Sinus histiocytosis with massive lymphadenopathy (SHML) is a newly recognized, distinct, pseudolymphomatous benign entity with very characteristic microscopic features. Most patients are children or young adults with massive painless cervical adenopathy, although other node groups and extranodal sites often are involved. Sixteen patients with SHML involving the upper respiratory tract and/ or salivary gland are presented. Nine of the patients had ear, nose, and throat (ENT) manifestations at the time of presentation. In most cases the ENT involvement resulted in prominent clinical symptoms. Treatment included surgery, antibiotics, irradiation, chemotherapy, and steroids, frequently in combination, but no consistent pattern of response emerged from the study. These 16 patients were very similar clinically to patients with SHML who did not have ENT disease, indicating that extranodal involvement is not associated with more aggressive disease.

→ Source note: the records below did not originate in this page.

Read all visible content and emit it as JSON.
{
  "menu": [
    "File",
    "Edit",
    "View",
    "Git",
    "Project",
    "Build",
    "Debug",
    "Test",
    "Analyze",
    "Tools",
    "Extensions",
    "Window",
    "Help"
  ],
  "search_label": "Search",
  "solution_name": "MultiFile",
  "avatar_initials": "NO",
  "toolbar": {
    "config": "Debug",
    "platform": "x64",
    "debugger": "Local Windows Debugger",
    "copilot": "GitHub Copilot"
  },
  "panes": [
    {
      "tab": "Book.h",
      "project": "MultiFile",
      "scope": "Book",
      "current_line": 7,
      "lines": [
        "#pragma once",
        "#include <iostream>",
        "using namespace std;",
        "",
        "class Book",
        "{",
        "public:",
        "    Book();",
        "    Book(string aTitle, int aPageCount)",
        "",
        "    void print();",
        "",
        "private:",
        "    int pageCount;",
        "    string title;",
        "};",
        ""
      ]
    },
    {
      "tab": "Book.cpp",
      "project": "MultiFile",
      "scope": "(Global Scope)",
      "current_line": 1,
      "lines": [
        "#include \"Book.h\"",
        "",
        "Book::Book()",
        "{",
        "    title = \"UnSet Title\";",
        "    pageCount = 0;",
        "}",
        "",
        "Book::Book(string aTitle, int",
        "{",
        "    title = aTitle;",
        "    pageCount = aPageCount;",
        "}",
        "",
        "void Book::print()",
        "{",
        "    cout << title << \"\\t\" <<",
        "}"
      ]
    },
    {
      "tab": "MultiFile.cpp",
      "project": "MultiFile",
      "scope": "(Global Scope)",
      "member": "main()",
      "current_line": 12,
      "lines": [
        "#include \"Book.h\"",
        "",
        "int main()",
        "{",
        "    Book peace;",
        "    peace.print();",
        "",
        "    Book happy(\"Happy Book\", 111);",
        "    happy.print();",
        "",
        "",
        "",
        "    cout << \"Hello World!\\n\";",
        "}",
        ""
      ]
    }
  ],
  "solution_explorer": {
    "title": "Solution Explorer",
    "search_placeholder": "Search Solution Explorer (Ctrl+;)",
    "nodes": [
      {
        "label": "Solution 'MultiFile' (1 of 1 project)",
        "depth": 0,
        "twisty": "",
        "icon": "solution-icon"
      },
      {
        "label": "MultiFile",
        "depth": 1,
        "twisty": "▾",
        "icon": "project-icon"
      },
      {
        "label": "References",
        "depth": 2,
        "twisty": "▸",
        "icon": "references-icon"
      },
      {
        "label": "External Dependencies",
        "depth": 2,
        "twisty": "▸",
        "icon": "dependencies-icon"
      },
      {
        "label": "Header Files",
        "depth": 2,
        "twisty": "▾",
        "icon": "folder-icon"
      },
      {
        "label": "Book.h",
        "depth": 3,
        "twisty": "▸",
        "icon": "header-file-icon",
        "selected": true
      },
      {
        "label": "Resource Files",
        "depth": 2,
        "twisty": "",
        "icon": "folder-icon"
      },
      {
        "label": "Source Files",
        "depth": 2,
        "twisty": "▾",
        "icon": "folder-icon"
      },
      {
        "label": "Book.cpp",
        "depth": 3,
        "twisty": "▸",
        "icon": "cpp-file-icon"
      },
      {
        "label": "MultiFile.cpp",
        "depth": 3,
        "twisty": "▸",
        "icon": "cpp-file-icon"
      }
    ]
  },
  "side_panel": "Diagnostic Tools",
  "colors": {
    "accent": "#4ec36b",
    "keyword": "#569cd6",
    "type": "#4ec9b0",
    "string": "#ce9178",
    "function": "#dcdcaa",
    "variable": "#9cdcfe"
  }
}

伴巨大淋巴结病的窦性组织细胞增生症(SHML)是一种新认识的、独特的、具有非常特征性微观特征的假性淋巴瘤良性病变。大多数患者为儿童或年轻成人,有巨大无痛性颈部淋巴结病,尽管其他淋巴结组和结外部位也常受累。本文报告了16例累及上呼吸道和/或唾液腺的SHML患者。9例患者在就诊时有耳鼻喉(ENT)表现。在大多数情况下,ENT受累导致明显的临床症状。治疗包括手术、抗生素、放疗、化疗和类固醇,通常联合使用,但该研究未出现一致的反应模式。这16例患者在临床上与无ENT疾病的SHML患者非常相似,表明结外受累与更具侵袭性的疾病无关。